Eat Simple, Live Fully: What a 103‑Year‑Old Taught Me About Food, Joy, and Not Waiting
If you ask most people what “healthy eating” means, they start listing what you have to give up: sugar, red meat, dessert, anything fun. If you ask 103‑year‑old Mabel Rose Thompson, she’ll tell you something very different.

For forty years, Mabel has eaten the same four foods every single day: eggs, ground beef, potatoes, and raw milk. No snacks, no cheat days, no standing in front of the fridge wondering what to have. While diet trends rose and fell, she quietly outlived seven of her own doctors.
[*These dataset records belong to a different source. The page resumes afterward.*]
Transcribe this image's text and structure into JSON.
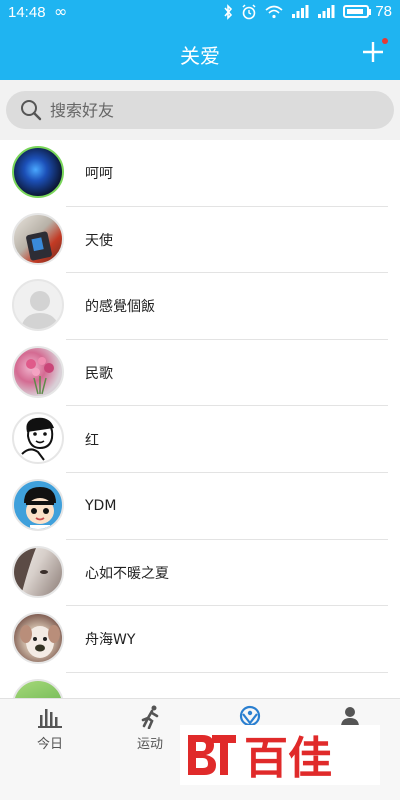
{
  "status_bar": {
    "time": "14:48",
    "battery_level": "78",
    "icons": [
      "infinity-icon",
      "bluetooth-icon",
      "alarm-icon",
      "wifi-icon",
      "signal-icon",
      "battery-icon"
    ]
  },
  "header": {
    "title": "关爱",
    "add_icon": "plus-icon",
    "accent_color": "#1fb4f1",
    "badge_color": "#e53935"
  },
  "search": {
    "placeholder": "搜索好友"
  },
  "friends": [
    {
      "name": "呵呵"
    },
    {
      "name": "天使"
    },
    {
      "name": "的感覺個飯"
    },
    {
      "name": "民歌"
    },
    {
      "name": "红"
    },
    {
      "name": "YDM"
    },
    {
      "name": "心如不暖之夏"
    },
    {
      "name": "舟海WY"
    }
  ],
  "bottom_nav": {
    "items": [
      {
        "label": "今日",
        "icon": "bar-chart-icon"
      },
      {
        "label": "运动",
        "icon": "running-icon"
      },
      {
        "label": "",
        "icon": "care-icon",
        "active": true
      },
      {
        "label": "",
        "icon": "person-icon"
      }
    ]
  },
  "watermark": {
    "text": "百佳",
    "color": "#e02a2a"
  }
}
I don’t eat exactly like Mabel. I add vegetables, fruits, and nuts. And I’m not giving up ice cream. But I agree with her on the most important part: food should be simple enough to support your life, and joyful enough that you actually want to live it.

The Woman Who Refused to Stop Eating Eggs
In the mid‑1980s, Mabel sat in a doctor’s office while Dr. Patterson gave her the speech many Americans heard at the time: your cholesterol is high, eggs are dangerous, fat is the enemy, and it’s time for a low‑fat diet. He even handed her a color‑coded chart of “good” and “bad” foods, as if she were one of her own first‑graders.

She took the chart home, folded it neatly, and went right on frying three whole eggs in butter every morning.

Decades later, Dr. Patterson was gone, taken by a stroke in his early seventies. Mabel was still cracking eggs.

Ironically, modern research has moved closer to her plate. Large reviews suggest that moderate intakes of unprocessed red meat and eggs are not the automatic death sentence they were once made out to be, especially when they’re part of an overall pattern built on real, minimally processed foods. Longevity‑linked eating patterns like the Mediterranean diet emphasize plant foods first, but they do allow for modest amounts of animal products rather than banning them outright.

In that sense, Mabel was ahead of her time. She refused to fear real food and refused to follow every new rule that came along. On that, I’m very much on her side.

Four Foods, One Very Simple Life
Mabel’s daily menu could fit on the back of an envelope:

Breakfast: 3 eggs, 2 small potatoes, a glass of milk

Lunch: Half a pound of 80/20 ground beef, 2 potatoes, a glass of milk

Dinner: 3 eggs, half a pound of ground beef, 2 potatoes, a glass of milk

No snacks. No dessert. No “What am I in the mood for?”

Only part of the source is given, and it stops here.